部下からパワハラや過重労働とみなされることを恐れ、横暴と思われないように表面上の言葉づかいばかりを気にしすぎるあまり、実は部下のヤル気を削いでしまう。そんな話が少なくない。皆さんの職場でも、部下たちはヤル気をなくし、活力の乏しい沈滞ムードに陥っていないだろうか?(心理学博士、MP人間科学研究所代表 榎本博明)
池井戸潤の原作によるテレビドラマはどれも人気だ。「下町ロケット」を見ても「陸王」を見ても、その舞台となる職場には活力があふれている。ところが現実の職場に目を向けると、あれほど気持ちがつながり一致団結するようなことはなかなかないだろうし、あそこまで活力があふれる職場も滅多にあるものではない。
とはいえ、あの類いの人気ドラマほどではないものの、従業員のヤル気がみなぎっている職場も実際にはある。その一方で、活力の乏しい沈滞ムードの職場もある。

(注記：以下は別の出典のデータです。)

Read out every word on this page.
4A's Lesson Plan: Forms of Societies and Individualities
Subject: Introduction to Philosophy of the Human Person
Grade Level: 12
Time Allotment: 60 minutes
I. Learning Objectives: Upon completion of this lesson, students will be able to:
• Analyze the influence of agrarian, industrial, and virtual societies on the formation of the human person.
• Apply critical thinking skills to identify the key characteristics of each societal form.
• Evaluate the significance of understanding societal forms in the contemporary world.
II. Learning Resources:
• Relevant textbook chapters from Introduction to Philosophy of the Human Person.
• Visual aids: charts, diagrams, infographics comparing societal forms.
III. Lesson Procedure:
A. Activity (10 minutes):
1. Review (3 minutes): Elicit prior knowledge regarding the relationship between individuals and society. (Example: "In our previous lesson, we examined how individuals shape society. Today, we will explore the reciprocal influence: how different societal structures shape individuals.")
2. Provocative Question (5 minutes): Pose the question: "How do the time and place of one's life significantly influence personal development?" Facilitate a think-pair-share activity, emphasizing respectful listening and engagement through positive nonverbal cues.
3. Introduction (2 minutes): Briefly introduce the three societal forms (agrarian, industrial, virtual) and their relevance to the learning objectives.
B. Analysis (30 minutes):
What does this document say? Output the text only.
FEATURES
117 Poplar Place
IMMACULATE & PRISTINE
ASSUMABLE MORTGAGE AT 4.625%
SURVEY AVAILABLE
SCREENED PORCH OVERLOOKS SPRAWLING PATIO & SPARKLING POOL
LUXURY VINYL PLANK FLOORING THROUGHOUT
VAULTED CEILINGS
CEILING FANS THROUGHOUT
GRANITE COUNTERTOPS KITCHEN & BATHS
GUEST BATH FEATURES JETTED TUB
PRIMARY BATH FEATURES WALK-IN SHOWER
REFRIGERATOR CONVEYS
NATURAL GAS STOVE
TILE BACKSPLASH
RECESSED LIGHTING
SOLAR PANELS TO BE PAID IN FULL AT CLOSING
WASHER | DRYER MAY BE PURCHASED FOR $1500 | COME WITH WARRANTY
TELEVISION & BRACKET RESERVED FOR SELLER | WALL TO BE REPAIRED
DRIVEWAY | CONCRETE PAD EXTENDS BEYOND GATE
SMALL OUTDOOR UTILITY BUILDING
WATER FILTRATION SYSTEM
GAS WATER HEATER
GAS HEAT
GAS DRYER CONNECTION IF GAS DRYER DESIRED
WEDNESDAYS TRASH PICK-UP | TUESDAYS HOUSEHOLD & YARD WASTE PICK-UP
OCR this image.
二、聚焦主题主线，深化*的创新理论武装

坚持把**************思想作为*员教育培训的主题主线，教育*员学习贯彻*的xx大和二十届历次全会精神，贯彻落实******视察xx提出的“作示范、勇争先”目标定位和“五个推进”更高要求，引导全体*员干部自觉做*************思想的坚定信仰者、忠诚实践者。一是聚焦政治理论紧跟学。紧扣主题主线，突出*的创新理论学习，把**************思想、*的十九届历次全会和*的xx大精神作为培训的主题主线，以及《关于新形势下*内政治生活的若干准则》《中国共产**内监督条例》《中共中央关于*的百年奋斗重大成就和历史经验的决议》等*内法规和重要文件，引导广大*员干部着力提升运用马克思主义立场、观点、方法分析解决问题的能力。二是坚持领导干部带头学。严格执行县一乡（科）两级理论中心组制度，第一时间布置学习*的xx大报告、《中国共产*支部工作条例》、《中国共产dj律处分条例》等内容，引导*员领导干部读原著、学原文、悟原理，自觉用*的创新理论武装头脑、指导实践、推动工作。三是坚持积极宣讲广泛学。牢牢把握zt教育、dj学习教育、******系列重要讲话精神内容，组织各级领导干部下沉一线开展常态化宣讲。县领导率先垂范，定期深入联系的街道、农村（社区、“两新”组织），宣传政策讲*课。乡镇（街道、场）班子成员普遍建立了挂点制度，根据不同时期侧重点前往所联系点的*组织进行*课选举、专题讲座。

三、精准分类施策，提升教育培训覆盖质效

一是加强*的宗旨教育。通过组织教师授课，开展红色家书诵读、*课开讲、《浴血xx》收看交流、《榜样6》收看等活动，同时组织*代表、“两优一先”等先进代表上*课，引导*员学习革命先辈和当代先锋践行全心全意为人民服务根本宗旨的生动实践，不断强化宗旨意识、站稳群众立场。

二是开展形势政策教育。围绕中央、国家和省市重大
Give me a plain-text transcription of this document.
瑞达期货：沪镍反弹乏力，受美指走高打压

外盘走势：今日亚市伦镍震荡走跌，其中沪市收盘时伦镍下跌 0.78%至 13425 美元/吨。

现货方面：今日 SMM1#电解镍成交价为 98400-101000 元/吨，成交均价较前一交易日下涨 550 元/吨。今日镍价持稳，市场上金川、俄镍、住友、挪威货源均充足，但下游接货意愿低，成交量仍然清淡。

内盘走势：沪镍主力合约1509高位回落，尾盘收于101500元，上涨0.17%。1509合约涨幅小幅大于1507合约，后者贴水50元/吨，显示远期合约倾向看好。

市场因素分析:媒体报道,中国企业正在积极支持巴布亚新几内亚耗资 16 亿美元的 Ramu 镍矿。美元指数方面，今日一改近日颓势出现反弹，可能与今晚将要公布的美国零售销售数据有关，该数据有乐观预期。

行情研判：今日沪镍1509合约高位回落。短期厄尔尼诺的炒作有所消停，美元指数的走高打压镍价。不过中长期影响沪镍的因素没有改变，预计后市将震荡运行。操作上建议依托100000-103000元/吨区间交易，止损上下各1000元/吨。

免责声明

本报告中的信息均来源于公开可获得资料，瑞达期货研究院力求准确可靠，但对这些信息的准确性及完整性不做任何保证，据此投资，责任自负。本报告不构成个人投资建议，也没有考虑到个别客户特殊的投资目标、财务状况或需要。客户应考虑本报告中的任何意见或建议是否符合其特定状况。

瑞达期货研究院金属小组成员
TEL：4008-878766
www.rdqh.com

その違いは、部下たちの言い分を聞くと上司のちょっとした言動にあることがよくわかる。なぜか部下のヤル気を削ぐような言い方をする上司が、意外にも多いようなのだ。
上司のちょっとした言葉が
職場の活力を大きく左右する
「これならあなたにも無理なくできると思うんですけど、やってもらえますか」
「そう難しい仕事ではないので、あなたにお願いします」
このような言い方で仕事を与えられて、果たしてあなたはヤル気が出るだろうか。
「仕事ができないとみなされている」
「まったく期待されていない」
そのように受け止めるのが普通だろう。